I limitati investimenti su gas e petrolio potrebbero favorire la diminuzione dell’offerta

A cura di Nitesh Shah, Director of Research di WisdomTree

Mentre il greggio è negoziato a oltre 70 dollari al barile da aprile 2018, la produzione USA ha continuato ad espandersi e l’Organizzazione dei Paesi esportatori di petrolio (OPEC) ha ripristinato le curve produttive. A nostro avviso, dunque, la minaccia di offerta insufficiente nel prossimo futuro è piuttosto remota. Riteniamo tuttavia che, col tempo, l’assenza di investimenti nell’esplorazione e produzione di gas e petrolio potrebbe provocare la diminuzione dell’offerta di queste due fonti di energia.

Lenta ripresa degli investimenti

I prezzi del Brent sono crollati, passando da 110 dollari al barile nel 2014 a meno di 30 nel 2016 poiché l’OPEC ha avviato un programma di espansione dell’output. Tra il 2014 e il 2016 gli investimenti nei settori convenzionali di gas e petrolio sono scesi di oltre il 40%. Dopo avere attuato politiche che l’hanno danneggiata, l’OPEC ha cambiato ancora una volta strategia nel 2017, tagliando la produzione e ridistribuendo le quote previste per i singoli Paesi. Questa nuova strategia si è rivelata vincente poiché ha riportato il prezzo del petrolio ad oltre 80 dollari al barile nel giugno del 2018. Un’attenuazione delle curve dell’OPEC nel giugno di quest’anno ha comportato un lieve ribasso ma, da allora, i prezzi sono rimasti decisamente al disopra dei 70 dollari al barile. In concomitanza alla ripresa dei prezzi, sono aumentati anche gli investimenti nel settore dell’esplorazione di gas e petrolio. Nel 2017 gli investimenti sono saliti del 4% raggiungendo i 450milamld di dollari USA e, nel 2018, si prevede un aumento del 5%, a 472milamld. In ogni caso però l’industria non ha recuperato il terreno perso.

Focus sui cicli brevi

La maggior parte della crescita degli investimenti proviene dallo shale e dal tight oil, quasi per definizione incentrati su cicli più brevi (circa l’80% dell’output arriva nei primi due anni di produzione). Dopo essere rimaste scottate dalla forte volatilità dei prezzi tra il 2014 e il 2016, le compagnie petrolifere internazionali si sono dimostrate riluttanti a impegnarsi in progetti finanziari di più lungo percorso. La leggera crescita degli investimenti convenzionali onshore deriva principalmente dagli investimenti brownfield operati dalle compagnie petrolifere nazionali russe e medio-orientali. Sono invece in diminuzione gli investimenti convenzionali offshore, in genere prevalenti.

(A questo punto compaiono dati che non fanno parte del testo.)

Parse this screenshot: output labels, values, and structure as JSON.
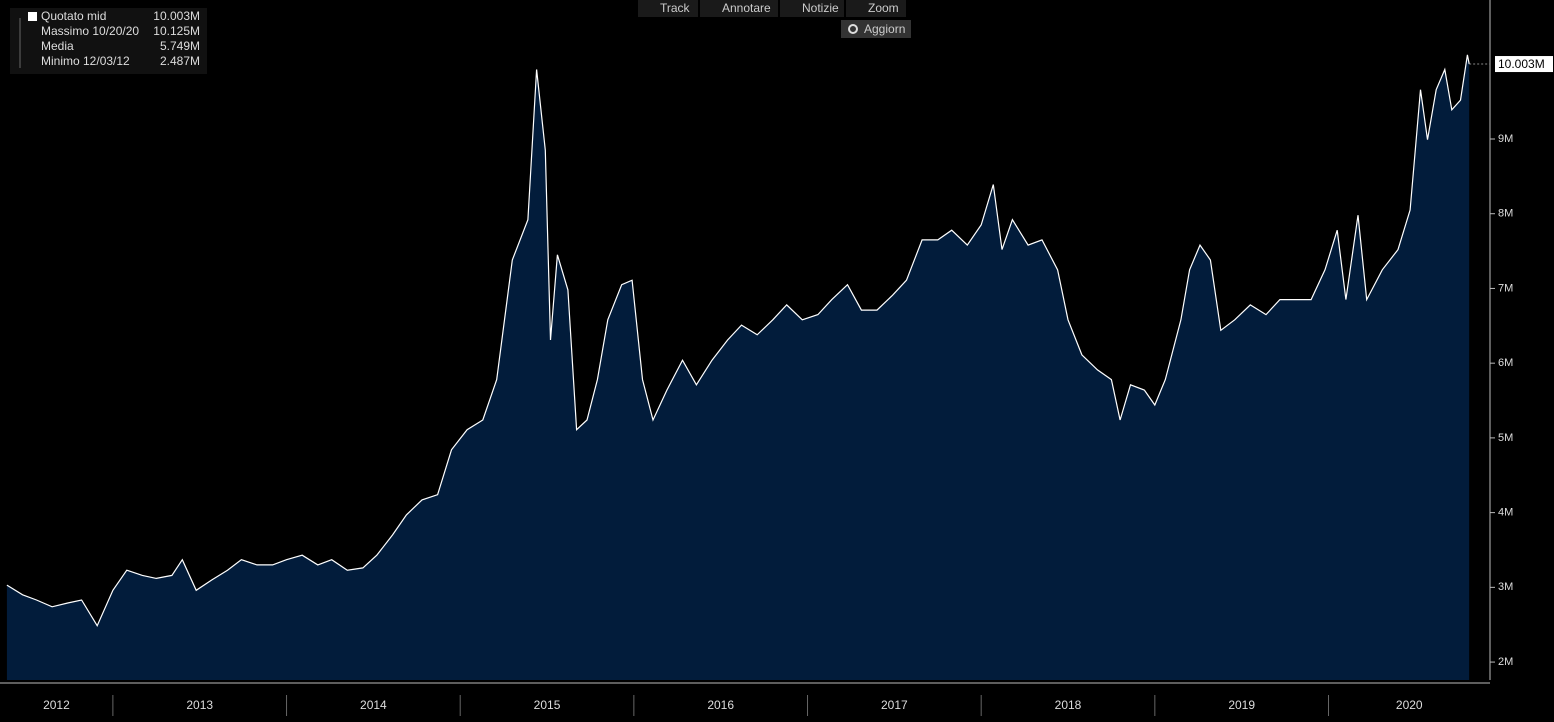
{
  "chart_data": {
    "type": "area",
    "toolbar": [
      "Track",
      "Annotare",
      "Notizie",
      "Zoom",
      "Aggiorn"
    ],
    "legend": [
      {
        "name": "Quotato mid",
        "value": "10.003M"
      },
      {
        "name": "Massimo 10/20/20",
        "value": "10.125M"
      },
      {
        "name": "Media",
        "value": "5.749M"
      },
      {
        "name": "Minimo 12/03/12",
        "value": "2.487M"
      }
    ],
    "last_value_label": "10.003M",
    "series": [
      {
        "name": "Quotato mid",
        "color": "#ffffff",
        "fill": "#021c3b",
        "x": [
          2012.39,
          2012.48,
          2012.56,
          2012.65,
          2012.74,
          2012.82,
          2012.91,
          2013.0,
          2013.08,
          2013.17,
          2013.25,
          2013.34,
          2013.4,
          2013.48,
          2013.57,
          2013.66,
          2013.74,
          2013.83,
          2013.92,
          2014.0,
          2014.09,
          2014.18,
          2014.26,
          2014.35,
          2014.44,
          2014.52,
          2014.61,
          2014.69,
          2014.78,
          2014.87,
          2014.95,
          2015.04,
          2015.13,
          2015.21,
          2015.3,
          2015.39,
          2015.44,
          2015.49,
          2015.52,
          2015.56,
          2015.62,
          2015.67,
          2015.73,
          2015.79,
          2015.85,
          2015.93,
          2015.99,
          2016.05,
          2016.11,
          2016.19,
          2016.28,
          2016.36,
          2016.45,
          2016.54,
          2016.62,
          2016.71,
          2016.8,
          2016.88,
          2016.97,
          2017.06,
          2017.14,
          2017.23,
          2017.31,
          2017.4,
          2017.49,
          2017.57,
          2017.66,
          2017.75,
          2017.83,
          2017.92,
          2018.0,
          2018.07,
          2018.12,
          2018.18,
          2018.27,
          2018.35,
          2018.44,
          2018.5,
          2018.58,
          2018.67,
          2018.75,
          2018.8,
          2018.86,
          2018.94,
          2019.0,
          2019.06,
          2019.15,
          2019.2,
          2019.26,
          2019.32,
          2019.38,
          2019.46,
          2019.55,
          2019.64,
          2019.72,
          2019.81,
          2019.9,
          2019.98,
          2020.05,
          2020.1,
          2020.17,
          2020.22,
          2020.31,
          2020.4,
          2020.47,
          2020.53,
          2020.57,
          2020.62,
          2020.67,
          2020.71,
          2020.76,
          2020.8,
          2020.81
        ],
        "values": [
          3.03,
          2.9,
          2.83,
          2.74,
          2.79,
          2.83,
          2.487,
          2.96,
          3.23,
          3.16,
          3.12,
          3.16,
          3.37,
          2.96,
          3.1,
          3.23,
          3.37,
          3.3,
          3.3,
          3.37,
          3.43,
          3.3,
          3.37,
          3.23,
          3.26,
          3.43,
          3.7,
          3.97,
          4.17,
          4.24,
          4.84,
          5.11,
          5.24,
          5.78,
          7.38,
          7.92,
          9.93,
          8.85,
          6.31,
          7.45,
          6.98,
          5.11,
          5.24,
          5.78,
          6.58,
          7.05,
          7.11,
          5.78,
          5.24,
          5.64,
          6.04,
          5.71,
          6.04,
          6.31,
          6.51,
          6.38,
          6.58,
          6.78,
          6.58,
          6.65,
          6.85,
          7.05,
          6.71,
          6.71,
          6.91,
          7.11,
          7.65,
          7.65,
          7.78,
          7.58,
          7.85,
          8.39,
          7.52,
          7.92,
          7.58,
          7.65,
          7.25,
          6.58,
          6.11,
          5.91,
          5.78,
          5.24,
          5.71,
          5.64,
          5.44,
          5.78,
          6.58,
          7.25,
          7.58,
          7.38,
          6.44,
          6.58,
          6.78,
          6.65,
          6.85,
          6.85,
          6.85,
          7.25,
          7.78,
          6.85,
          7.98,
          6.85,
          7.25,
          7.52,
          8.05,
          9.66,
          8.99,
          9.66,
          9.93,
          9.39,
          9.52,
          10.125,
          10.003
        ]
      }
    ],
    "xlim": [
      2012.35,
      2020.93
    ],
    "xticks": [
      2012,
      2013,
      2014,
      2015,
      2016,
      2017,
      2018,
      2019,
      2020
    ],
    "ylim": [
      1.76,
      10.86
    ],
    "yticks": [
      {
        "value": 2,
        "label": "2M"
      },
      {
        "value": 3,
        "label": "3M"
      },
      {
        "value": 4,
        "label": "4M"
      },
      {
        "value": 5,
        "label": "5M"
      },
      {
        "value": 6,
        "label": "6M"
      },
      {
        "value": 7,
        "label": "7M"
      },
      {
        "value": 8,
        "label": "8M"
      },
      {
        "value": 9,
        "label": "9M"
      }
    ],
    "grid": false
  }
}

Anche se le previsioni indicano una crescita degli investimenti in Europa e in Medio Oriente, è probabile che il maggiore incremento degli investimenti provenga dagli Stati Uniti tramite i progetti sullo shale oil che mostrano aggressivi tassi di calo della produzione e, dunque, cicli brevi. In Medio Oriente c’è la tendenza a dare la priorità agli asset (brownfield) già produttivi.

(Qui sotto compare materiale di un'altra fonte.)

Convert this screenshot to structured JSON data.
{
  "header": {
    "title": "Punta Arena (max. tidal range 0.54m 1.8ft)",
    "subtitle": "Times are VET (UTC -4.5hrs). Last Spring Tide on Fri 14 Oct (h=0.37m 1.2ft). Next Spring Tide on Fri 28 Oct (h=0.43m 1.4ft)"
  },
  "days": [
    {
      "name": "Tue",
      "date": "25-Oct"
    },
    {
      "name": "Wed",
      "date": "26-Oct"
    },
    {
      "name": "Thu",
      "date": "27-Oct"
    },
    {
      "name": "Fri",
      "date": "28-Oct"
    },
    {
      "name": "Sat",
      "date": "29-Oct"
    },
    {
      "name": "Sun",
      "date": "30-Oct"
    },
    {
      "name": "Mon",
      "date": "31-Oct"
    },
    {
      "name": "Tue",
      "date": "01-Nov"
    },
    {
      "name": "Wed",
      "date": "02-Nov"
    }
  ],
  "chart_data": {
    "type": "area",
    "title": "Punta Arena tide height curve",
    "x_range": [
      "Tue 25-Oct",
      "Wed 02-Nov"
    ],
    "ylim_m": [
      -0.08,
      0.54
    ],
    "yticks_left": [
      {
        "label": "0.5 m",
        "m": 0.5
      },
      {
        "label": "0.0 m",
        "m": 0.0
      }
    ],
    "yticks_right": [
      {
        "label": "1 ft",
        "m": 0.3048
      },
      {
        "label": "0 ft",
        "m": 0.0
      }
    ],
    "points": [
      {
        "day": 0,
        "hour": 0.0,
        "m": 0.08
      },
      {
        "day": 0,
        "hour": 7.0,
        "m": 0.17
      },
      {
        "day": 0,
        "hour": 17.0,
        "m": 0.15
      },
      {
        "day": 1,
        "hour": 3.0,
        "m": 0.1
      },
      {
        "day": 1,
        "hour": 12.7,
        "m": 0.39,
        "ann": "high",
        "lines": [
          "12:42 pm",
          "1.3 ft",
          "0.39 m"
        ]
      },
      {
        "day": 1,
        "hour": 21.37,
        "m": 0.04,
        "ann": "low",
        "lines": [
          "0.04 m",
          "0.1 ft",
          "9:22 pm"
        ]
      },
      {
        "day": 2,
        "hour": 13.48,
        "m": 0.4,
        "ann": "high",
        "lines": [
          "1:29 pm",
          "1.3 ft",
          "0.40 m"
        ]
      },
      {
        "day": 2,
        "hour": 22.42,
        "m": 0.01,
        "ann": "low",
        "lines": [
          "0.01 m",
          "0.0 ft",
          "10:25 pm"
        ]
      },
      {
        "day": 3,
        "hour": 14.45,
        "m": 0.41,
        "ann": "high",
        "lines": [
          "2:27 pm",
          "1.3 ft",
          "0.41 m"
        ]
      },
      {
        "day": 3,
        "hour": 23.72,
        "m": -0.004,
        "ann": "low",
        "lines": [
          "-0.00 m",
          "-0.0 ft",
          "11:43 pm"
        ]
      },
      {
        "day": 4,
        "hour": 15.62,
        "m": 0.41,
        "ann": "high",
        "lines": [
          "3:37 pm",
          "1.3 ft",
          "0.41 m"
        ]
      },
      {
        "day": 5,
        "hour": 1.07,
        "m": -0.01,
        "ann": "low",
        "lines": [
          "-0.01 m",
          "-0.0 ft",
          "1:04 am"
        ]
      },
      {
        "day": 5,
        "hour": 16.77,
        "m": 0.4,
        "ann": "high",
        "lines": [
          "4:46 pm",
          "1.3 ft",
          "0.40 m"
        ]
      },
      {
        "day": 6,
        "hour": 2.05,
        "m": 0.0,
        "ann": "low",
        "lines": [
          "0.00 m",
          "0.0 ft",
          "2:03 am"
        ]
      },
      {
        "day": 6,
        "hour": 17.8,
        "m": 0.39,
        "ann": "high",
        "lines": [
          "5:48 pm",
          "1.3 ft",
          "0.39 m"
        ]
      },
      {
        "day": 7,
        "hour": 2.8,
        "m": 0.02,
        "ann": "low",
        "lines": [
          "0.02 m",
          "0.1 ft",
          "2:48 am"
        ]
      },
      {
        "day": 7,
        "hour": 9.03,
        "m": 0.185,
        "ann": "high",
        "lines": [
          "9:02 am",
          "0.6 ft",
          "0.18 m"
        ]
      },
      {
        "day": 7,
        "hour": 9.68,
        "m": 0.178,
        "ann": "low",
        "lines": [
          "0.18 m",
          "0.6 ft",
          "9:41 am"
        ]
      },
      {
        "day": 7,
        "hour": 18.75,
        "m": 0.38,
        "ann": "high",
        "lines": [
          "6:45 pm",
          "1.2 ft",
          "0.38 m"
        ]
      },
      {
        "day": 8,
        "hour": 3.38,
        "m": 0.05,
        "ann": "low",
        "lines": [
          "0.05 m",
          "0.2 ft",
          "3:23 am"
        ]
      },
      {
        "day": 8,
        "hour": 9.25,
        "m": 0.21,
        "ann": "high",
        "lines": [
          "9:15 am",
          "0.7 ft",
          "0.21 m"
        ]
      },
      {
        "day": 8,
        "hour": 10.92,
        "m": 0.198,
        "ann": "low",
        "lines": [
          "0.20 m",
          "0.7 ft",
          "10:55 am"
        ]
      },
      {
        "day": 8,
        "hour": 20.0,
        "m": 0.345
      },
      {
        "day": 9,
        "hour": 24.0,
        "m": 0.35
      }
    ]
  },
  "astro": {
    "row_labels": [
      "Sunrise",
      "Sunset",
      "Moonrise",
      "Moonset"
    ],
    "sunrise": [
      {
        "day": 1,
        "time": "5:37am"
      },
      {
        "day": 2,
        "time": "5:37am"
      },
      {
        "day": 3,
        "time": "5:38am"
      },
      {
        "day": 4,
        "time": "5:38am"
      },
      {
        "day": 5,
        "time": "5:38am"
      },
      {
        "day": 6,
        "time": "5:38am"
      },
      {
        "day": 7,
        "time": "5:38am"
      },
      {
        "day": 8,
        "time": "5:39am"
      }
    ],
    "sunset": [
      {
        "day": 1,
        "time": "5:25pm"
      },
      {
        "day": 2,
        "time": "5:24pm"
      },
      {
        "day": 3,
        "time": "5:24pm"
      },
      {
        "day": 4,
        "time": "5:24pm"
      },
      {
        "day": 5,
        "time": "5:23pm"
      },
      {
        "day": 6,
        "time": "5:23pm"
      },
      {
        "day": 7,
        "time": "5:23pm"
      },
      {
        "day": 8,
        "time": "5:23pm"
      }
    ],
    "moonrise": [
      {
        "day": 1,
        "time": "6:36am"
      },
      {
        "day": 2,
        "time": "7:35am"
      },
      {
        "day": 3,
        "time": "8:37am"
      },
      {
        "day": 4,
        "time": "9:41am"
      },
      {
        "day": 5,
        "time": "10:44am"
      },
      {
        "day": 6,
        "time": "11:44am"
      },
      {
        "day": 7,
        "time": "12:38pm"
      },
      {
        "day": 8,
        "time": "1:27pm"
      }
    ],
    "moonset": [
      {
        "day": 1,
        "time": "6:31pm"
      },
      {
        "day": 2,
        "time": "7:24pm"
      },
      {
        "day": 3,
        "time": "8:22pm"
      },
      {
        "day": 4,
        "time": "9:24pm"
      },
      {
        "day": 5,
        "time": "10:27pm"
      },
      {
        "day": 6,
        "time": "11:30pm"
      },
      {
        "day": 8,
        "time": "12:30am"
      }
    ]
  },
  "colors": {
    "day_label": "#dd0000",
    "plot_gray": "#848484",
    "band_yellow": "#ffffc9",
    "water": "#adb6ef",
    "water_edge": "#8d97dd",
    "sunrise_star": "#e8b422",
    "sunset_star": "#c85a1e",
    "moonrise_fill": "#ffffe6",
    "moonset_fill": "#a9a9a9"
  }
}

Per ora è probabile permanga una situazione di equilibrio

L’Agenzia internazionale dell’energia (AIE) prevede che la domanda globale salga a 101,5mln di barili al giorno nel 4° trimestre del 2019: un aumento cioè pari a 2,7mln di barili al giorno rispetto alla stima di 98,8mn barili al giorno nel 2° trimestre del 2018. Lo shale USA probabilmente soddisferà la maggior parte della nuova domanda, mentre la capacità in eccesso di Arabia Saudita e Russia è in grado di soddisfare la maggior parte della domanda restante.

Tuttavia, oltre quest’orizzonte, se gli investimenti in progetti di lungo termine saranno stati scarsi, potrebbero iniziare a manifestarsi alcune difficoltà nel soddisfare la domanda di petrolio (nel caso in cui la domanda mantenesse forti tassi di crescita).

Difficilmente in Iran si verificherà un’espansione dell’offerta, poiché è probabile che le sanzioni da parte degli Stati Uniti portino a un completo stallo degli investimenti. In Venezuela, Paese che attraversa un’analoga turbolenza economica, è improbabile che l’offerta continui a calare. Nel mentre, è probabile che l’offerta dalla Libia resti volatile.

La scarsità delle scoperte vincolerà l’offerta futura

Il crollo degli investimenti negli ultimi anni si è avvertito soprattutto nel campo delle esplorazioni. Ciò ha comportato la scarsità di nuove scoperte. Dunque, nonostante siano in aumento i progetti approvati, il calo delle scoperte potrebbe provocare delle limitazioni sul fronte dell’offerta. Pur non destando preoccupazioni nell’immediato, è probabile che l’offerta diminuisca in futuro.